Nomura plans $5.6 bn share sale, second post-Lehman

Nomura plans $5.6 bn share sale, second post-Lehman

Tokyo: Nomura Holdings said it would raise up to $5.6 billion in its second share sale since it bought the European and Asian operations of failed investment bank Lehman Brothers.

Japan’s largest brokerage said it would use the funds for investments and loans to its subsidiaries in Asia, Europe and the US as well as to meet expected regulatory changes amid a move globally to push banks to bolster their capital.

“In addition to strengthening our global business base, the capital raising is intended to respond to recent regulatory moves to tighten capital requirements for global financial institutions," said Nomura spokesman Kenji Yamashita.

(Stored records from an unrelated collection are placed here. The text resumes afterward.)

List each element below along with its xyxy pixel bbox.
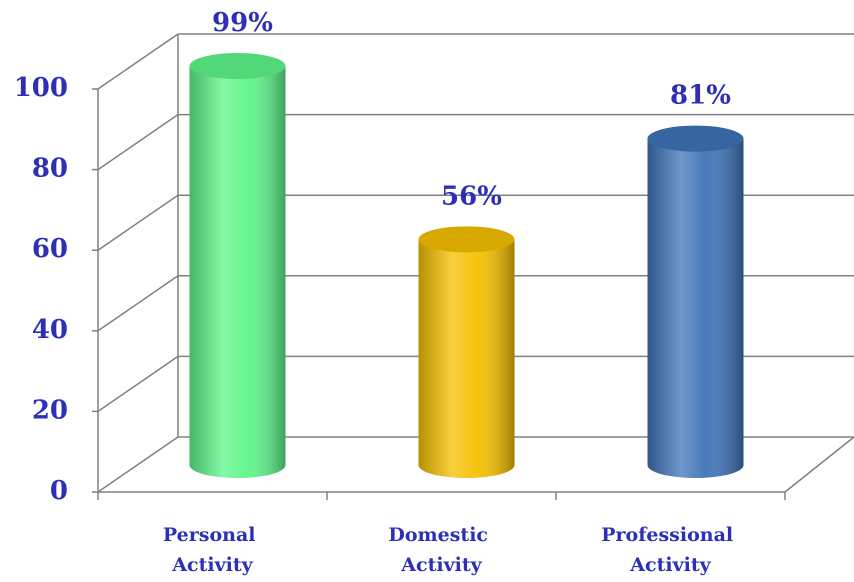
floor-right <box>784 436 854 493</box>
x-tick-label-line: Personal <box>163 524 262 546</box>
bar-shade <box>418 239 515 479</box>
x-tick-label-line: Activity <box>400 554 482 576</box>
x-tick-label-line: Domestic <box>388 524 494 546</box>
grid-line <box>97 355 179 413</box>
bar-shade <box>647 138 744 479</box>
x-tick-label: Personal Activity <box>163 524 262 576</box>
y-tick-label: 60 <box>32 234 68 264</box>
y-tick-label: 0 <box>50 476 68 506</box>
x-tick-label: Domestic Activity <box>388 524 494 576</box>
y-tick-label: 100 <box>14 73 68 103</box>
x-tick-label-line: Activity <box>629 554 711 576</box>
value-label: 56% <box>441 181 502 211</box>
x-tick-label-line: Activity <box>171 554 253 576</box>
value-label: 99% <box>212 8 273 38</box>
y-tick-label: 20 <box>32 395 68 425</box>
grid-line <box>97 436 179 493</box>
grid-line <box>97 275 179 332</box>
bar-top-shade <box>647 125 744 152</box>
bar-top-shade <box>189 53 286 80</box>
x-tick-label: Professional Activity <box>601 524 739 576</box>
y-tick-label: 80 <box>32 154 68 184</box>
grid-line <box>97 113 179 171</box>
y-tick-label: 40 <box>32 315 68 345</box>
bar-top-shade <box>418 226 515 253</box>
bar-top <box>189 53 286 80</box>
bar-top <box>647 125 744 152</box>
x-tick-label-line: Professional <box>601 524 739 546</box>
bar-top <box>418 226 515 253</box>
grid-line <box>97 194 179 251</box>
grid-line <box>97 33 179 90</box>
value-label: 81% <box>670 81 731 111</box>
bar-shade <box>189 66 286 479</box>
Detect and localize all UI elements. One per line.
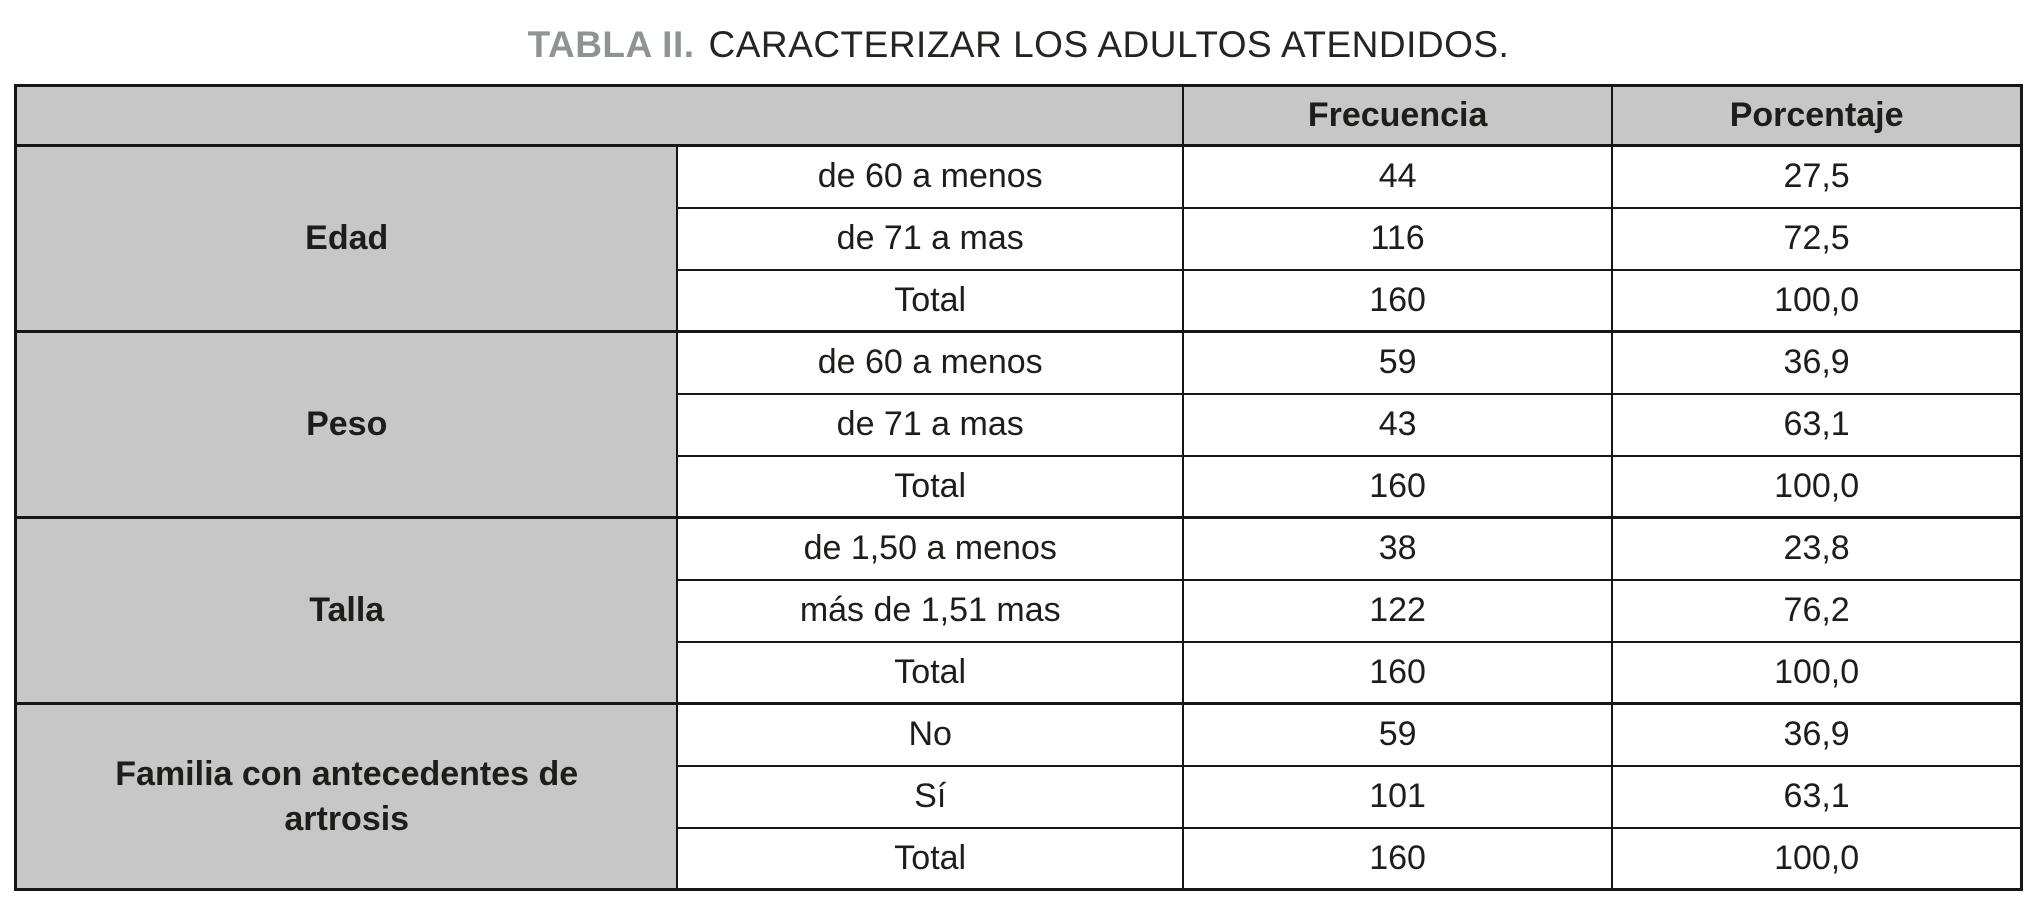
column-header-porcentaje: Porcentaje (1611, 84, 2023, 147)
data-table: Frecuencia Porcentaje Edad de 60 a menos… (14, 84, 2023, 891)
category-cell: de 71 a mas (676, 392, 1184, 457)
percentage-cell: 23,8 (1611, 516, 2023, 581)
percentage-cell: 36,9 (1611, 702, 2023, 767)
group-label-cell-edad: Edad (14, 144, 679, 333)
group-label: Peso (306, 405, 388, 444)
frequency-cell: 160 (1181, 454, 1614, 519)
table-row: Total 160 100,0 (16, 454, 2023, 519)
table-row: de 71 a mas 43 63,1 (16, 392, 2023, 457)
group-label-cell-peso: Peso (14, 330, 679, 519)
category-cell: Total (676, 454, 1184, 519)
percentage-cell: 36,9 (1611, 330, 2023, 395)
group-label: Edad (305, 219, 389, 258)
header-row: Frecuencia Porcentaje (14, 84, 2023, 147)
table-row: Total 160 100,0 (16, 640, 2023, 705)
percentage-cell: 100,0 (1611, 640, 2023, 705)
frequency-cell: 101 (1181, 764, 1614, 829)
frequency-cell: 116 (1181, 206, 1614, 271)
table-caption-label: TABLA II. (527, 24, 695, 65)
percentage-cell: 100,0 (1611, 268, 2023, 333)
category-cell: de 60 a menos (676, 144, 1184, 209)
percentage-cell: 100,0 (1611, 454, 2023, 519)
table-row: Sí 101 63,1 (16, 764, 2023, 829)
percentage-cell: 72,5 (1611, 206, 2023, 271)
group-label: Talla (309, 591, 385, 630)
table-row: Total 160 100,0 (16, 268, 2023, 333)
percentage-cell: 63,1 (1611, 392, 2023, 457)
column-header-frecuencia: Frecuencia (1181, 84, 1614, 147)
frequency-cell: 122 (1181, 578, 1614, 643)
frequency-cell: 160 (1181, 268, 1614, 333)
category-cell: de 71 a mas (676, 206, 1184, 271)
table-caption: TABLA II. CARACTERIZAR LOS ADULTOS ATENDI… (0, 0, 2037, 66)
frequency-cell: 59 (1181, 702, 1614, 767)
percentage-cell: 100,0 (1611, 826, 2023, 891)
group-label: Familia con antecedentes de artrosis (115, 755, 579, 838)
table-row: Familia con antecedentes de artrosis No … (14, 702, 2023, 891)
percentage-cell: 27,5 (1611, 144, 2023, 209)
table-row: de 71 a mas 116 72,5 (16, 206, 2023, 271)
category-cell: No (676, 702, 1184, 767)
frequency-cell: 160 (1181, 640, 1614, 705)
category-cell: Total (676, 640, 1184, 705)
group-label-cell-talla: Talla (14, 516, 679, 705)
table-row: Total 160 100,0 (16, 826, 2023, 891)
category-cell: Total (676, 268, 1184, 333)
table-row: Edad de 60 a menos 44 27,5 (14, 144, 2023, 333)
category-cell: más de 1,51 mas (676, 578, 1184, 643)
table-row: Talla de 1,50 a menos 38 23,8 (14, 516, 2023, 705)
frequency-cell: 59 (1181, 330, 1614, 395)
category-cell: de 60 a menos (676, 330, 1184, 395)
percentage-cell: 76,2 (1611, 578, 2023, 643)
frequency-cell: 38 (1181, 516, 1614, 581)
group-label-cell-familia-antecedentes: Familia con antecedentes de artrosis (14, 702, 679, 891)
category-cell: de 1,50 a menos (676, 516, 1184, 581)
category-cell: Total (676, 826, 1184, 891)
table-caption-text: CARACTERIZAR LOS ADULTOS ATENDIDOS. (708, 24, 1510, 65)
category-cell: Sí (676, 764, 1184, 829)
percentage-cell: 63,1 (1611, 764, 2023, 829)
frequency-cell: 160 (1181, 826, 1614, 891)
frequency-cell: 43 (1181, 392, 1614, 457)
table-row: Peso de 60 a menos 59 36,9 (14, 330, 2023, 519)
frequency-cell: 44 (1181, 144, 1614, 209)
table-row: más de 1,51 mas 122 76,2 (16, 578, 2023, 643)
empty-header-cell (14, 84, 1184, 147)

Nomura, which raised 280 billion yen earlier this year in its first share offering in two decades, said in a filing notice to Japan’s financial regulator it would raise up to 511 billion yen in an offering of 400 million common shares overseas and an undisclosed number of shares in Japan.

The offering comes as the G-20 grouping of rich and developing countries pushes for stronger capital ratios for banks to avoid another financial crisis. In particular, the G20 wants global banks to build extra buffers in the form of common stock.

The leaders of the G-20 countries are meeting on Thursday and Friday in Pittsburgh.

Nomura’s offering, which would boost the number of its outstanding shares by about 30 percent, could signal another round of fundraising by Japanese banks, an analyst said.

“If this materialises, the size is a big surprise, and also the timing, as they have just completed a round of fundraising," said Masahiko Watanabe, a credit analyst at Fitch Ratings in Tokyo.

“If it is true that they want to use the capital to meet potential changes in global capital requirements, this could have an impact on other Japanese banks."

Nomura fell deep into the red in the past business year as it absorbed heavy costs for the Lehman acquisitions, and after it suffered big trading losses and exposure to losses in Iceland and from swindler Bernard Madoff.

Nomura only returned to profit in its most recently quarterly results for April-June, after six quarters of losses, as it started to benefit from its purchase of Lehman assets in Asia, Europe and the Middle East.